Carl Maes, who coached current World No 2 Kim Clijsters and has been brought in by the LTA to revit alise coaching here, has no doubt that Henman and Rusedski are vital to the LTA's long term goal of getting more children to take the sport up.

Unfortunately, as Maes points out, thus far the non-existent tennis infrastructure in Britain, which is dominated by elitist clubs, meant any children who have been inspired to take up the game have been put off by the lack of places to play.

'It's very important to take advantage of the fact that they are there and I don't think that we have exploited that nearly enough,' said Maes.

'Last year in one region in Belgium, which is the size of Yorkshire, they had 10,000 extra kids playing tennis because of the success of Belgian players. Imagine 10,000 kids in Yorkshire picking up a racquet for the first time.

'It couldn't happen here because you can only handle that if you have courts and places for them to play. You need a role model like Tim, he's a great media guy and he's great for kids and I think children can really look up to him.

'Everybody in the pub was talking about Tim doing well but you need to get the kids inspired and get them to go to a court around the corner and play. We missed that opportunity.'

Maes was brought in prior to Henman's former coach David Felgate, who, as Performance Director, is now charged with trying to find more players in the mould of his former protégé.

Felgate's first priority is dragging tennis clubs into the 21st century. Along with new Director of Tennis Operations Rebecca Miskin -- whose last job was at the ultra-hip Ministry of Sound -- Felgate is charged with changing the culture in British tennis clubs, where, traditionally, children are seldom seen and certainly never on a tennis court.

'When I was a child I very nearly gave up playing tennis because I found clubs incredibly intimidating places to go,' said Miskin. 'We want the tennis club to be somewhere that kids want to hang out, not just to play tennis but to do other sports, to socialise, and to mess about.'

Changing the culture of tennis clubs will take years. Under a scheme started by Frenchman Patrice Hagelauer and continued by Felgate, the LTA have set themselves a target of getting just 200 of the country's 2,300 tennis clubs to qualify as 'Performance Clubs', ie places where kids with talent can actually flourish. At the moment just 120 are deemed up to the task.

Unfortunately for an organisation that makes, on average, about £32.4 million last year from the Wimbledon profits, and has just secured another £9 million in lottery grants from the government, it's not the sort of thing money alone can buy.

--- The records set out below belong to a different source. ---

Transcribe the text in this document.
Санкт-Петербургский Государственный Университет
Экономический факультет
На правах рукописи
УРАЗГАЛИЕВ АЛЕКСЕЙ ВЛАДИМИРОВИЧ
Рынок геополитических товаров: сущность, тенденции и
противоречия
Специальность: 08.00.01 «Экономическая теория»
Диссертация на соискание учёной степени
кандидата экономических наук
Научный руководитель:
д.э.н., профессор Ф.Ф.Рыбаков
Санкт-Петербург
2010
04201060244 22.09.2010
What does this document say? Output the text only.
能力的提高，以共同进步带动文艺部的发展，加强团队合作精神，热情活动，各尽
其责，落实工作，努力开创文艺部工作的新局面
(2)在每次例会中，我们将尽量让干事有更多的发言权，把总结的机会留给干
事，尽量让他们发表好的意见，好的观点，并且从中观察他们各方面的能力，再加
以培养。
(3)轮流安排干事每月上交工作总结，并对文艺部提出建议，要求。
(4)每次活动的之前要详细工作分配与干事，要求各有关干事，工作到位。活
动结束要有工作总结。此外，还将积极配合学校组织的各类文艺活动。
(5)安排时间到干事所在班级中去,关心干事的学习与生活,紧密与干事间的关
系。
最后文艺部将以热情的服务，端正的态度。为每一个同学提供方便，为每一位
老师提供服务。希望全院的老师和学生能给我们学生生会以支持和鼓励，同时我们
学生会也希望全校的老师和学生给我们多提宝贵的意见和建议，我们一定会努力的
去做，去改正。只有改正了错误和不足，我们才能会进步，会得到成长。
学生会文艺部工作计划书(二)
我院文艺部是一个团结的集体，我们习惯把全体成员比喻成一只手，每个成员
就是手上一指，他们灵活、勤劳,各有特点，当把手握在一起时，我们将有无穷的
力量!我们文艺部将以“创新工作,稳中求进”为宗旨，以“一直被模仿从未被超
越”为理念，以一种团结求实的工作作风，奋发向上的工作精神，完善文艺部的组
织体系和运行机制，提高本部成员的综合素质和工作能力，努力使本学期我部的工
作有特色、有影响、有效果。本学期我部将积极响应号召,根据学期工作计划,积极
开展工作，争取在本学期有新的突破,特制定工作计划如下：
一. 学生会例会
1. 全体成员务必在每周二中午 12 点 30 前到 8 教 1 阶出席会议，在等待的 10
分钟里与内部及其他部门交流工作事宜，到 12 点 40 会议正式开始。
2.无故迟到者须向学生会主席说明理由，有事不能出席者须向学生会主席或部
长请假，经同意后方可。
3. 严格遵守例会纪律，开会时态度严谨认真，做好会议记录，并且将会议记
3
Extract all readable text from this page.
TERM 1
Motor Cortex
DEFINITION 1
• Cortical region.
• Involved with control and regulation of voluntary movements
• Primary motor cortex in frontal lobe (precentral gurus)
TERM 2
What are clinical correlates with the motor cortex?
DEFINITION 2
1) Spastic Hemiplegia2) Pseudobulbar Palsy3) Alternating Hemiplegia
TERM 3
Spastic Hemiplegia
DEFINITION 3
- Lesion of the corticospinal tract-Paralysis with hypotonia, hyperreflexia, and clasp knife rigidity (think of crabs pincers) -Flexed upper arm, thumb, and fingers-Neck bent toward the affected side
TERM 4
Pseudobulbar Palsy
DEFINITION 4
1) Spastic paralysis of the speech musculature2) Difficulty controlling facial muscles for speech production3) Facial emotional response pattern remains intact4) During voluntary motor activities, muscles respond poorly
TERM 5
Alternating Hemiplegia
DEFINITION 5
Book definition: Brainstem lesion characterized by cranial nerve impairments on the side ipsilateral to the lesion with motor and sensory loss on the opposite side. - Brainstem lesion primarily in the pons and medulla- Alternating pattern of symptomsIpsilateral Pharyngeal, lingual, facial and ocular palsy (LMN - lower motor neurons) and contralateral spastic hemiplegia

'The end game is to get more kids playing tennis,' said Felgate. 'Accessibility is the most important thing. You have to give kids the chance to play if they want to.'

Whether they want to or not may depend on whether they have anyone to inspire them, something Maes is only too aware of.

'I hope Tim and Greg hang around for a couple more years. We need them.'

o Scots top seed Miles Maclaggan won the final of the British Tour tournament in Bournemouth yesterday, beating Jim May of Kent 6-2, 6-2.

6,097 Posts
How is this possible? Belgium: 10 million inhabitants:
- WTA: 2 top 10 players, 1 top 100
- ATP: 2 steady top 100 players (Malisse, Ollie Rochus)
United Kingdom: a lot more inhabitants, Henman and Rusedski and that's it.
The Belgians must be doing something right.

8,570 Posts
I dont understand why we cant produce decent players in the UK. Despite what people think (probably based on what they see at Wimbledon!!) it is bollocks to say that tennis is an elitist sport in the UK - in my home town there are loads of public and private tennis courts, we got to play at school and there are plenty of leagues, competitions, etc. locally (and I live in Wales, where rugby rules!). I would argue that golf is much more elitist generally than tennis - it is really expensive to join clubs and when you do the men get all the best playing times!! I am from a working class background and I dont think elitism is the issue, as I had plenty of exposure to tennis as a kid.